Butts and BEA assert that interpreting the provision so broadly permits members like Freedman to appropriate any opportunity that may arise, essentially nullifying the principles underlying the corporate opportunity doctrine. See Demoulas, 424 Mass. at 529-531, 677 N.E.2d 159. More specifically, they claim that the judge committed a fundamental error in his understanding of the word "other" appearing in the phrase "other business ventures and investment opportunities." The plaintiffs contend that, as used in the provision, the word "limits the type of business ventures or opportunities which may be individually pursued to those which are different from or outside the business of BEA"; therefore, they reason, the provision did not permit Freedman to pursue the Outcome opportunity. The plaintiffs' interpretation, however, ignores the plain language of the provision, which, read as a whole, specifies that members may pursue ventures and investment opportunities involving business entities "with purposes similar to or the same as" BEA's. See Starr v. Fordham, 420 Mass. 178, 190, 648 N.E.2d 1261 (1995) ("the scope of a party's obligations cannot be delineated by isolating words and interpreting them as though they stood alone" [quotation and citation omitted] ); Kingstown Corp. v. Black Cat Cranberry Corp., 65 Mass. App. Ct. 154, 158, 839 N.E.2d 333 (2005) (contract must be construed as whole "and not by special emphasis upon any one part" [citation omitted] ). This expansive language absolved Freedman of any obligation to disclose and share a potential association with another investment banking firm whose business purpose was similar to or the same as BEA's.
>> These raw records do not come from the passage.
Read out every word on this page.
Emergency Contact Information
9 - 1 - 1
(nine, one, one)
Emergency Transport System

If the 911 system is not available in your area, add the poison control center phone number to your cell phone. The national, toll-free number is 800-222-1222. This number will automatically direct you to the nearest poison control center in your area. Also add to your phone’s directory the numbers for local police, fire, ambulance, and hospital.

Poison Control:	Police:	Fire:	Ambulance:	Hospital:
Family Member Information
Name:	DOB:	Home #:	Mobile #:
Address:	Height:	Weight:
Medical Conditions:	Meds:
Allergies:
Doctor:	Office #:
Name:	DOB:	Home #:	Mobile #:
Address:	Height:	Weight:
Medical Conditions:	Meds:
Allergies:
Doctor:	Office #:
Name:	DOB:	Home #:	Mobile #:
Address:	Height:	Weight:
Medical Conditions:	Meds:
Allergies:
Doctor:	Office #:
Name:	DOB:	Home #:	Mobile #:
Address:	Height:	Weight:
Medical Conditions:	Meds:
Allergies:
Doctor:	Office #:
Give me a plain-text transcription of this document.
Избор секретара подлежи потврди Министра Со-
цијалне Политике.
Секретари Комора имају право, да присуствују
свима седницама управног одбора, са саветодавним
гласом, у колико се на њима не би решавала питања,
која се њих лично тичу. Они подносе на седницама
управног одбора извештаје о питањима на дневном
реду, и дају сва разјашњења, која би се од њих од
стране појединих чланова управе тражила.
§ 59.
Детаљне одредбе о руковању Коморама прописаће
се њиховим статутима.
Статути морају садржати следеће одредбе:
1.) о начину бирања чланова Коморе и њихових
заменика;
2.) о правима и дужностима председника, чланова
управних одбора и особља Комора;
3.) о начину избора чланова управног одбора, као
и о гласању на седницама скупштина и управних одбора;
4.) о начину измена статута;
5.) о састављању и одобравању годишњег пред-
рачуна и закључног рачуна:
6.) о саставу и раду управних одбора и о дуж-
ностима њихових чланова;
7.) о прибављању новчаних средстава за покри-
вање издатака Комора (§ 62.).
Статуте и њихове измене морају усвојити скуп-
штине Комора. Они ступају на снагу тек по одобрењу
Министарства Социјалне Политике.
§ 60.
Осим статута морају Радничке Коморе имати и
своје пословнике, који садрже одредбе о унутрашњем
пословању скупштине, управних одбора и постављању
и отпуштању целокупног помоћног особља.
The judge did not err in his interpretation of the provision, or in his determination that the BEA operating agreement allowed Freedman to pursue the Outcome opportunity. While we acknowledge the plaintiffs' concern that overly broad interpretations of such provisions may be inconsistent with the corporate opportunity doctrine, here the judge merely gave effect to the broad language of the parties' agreement.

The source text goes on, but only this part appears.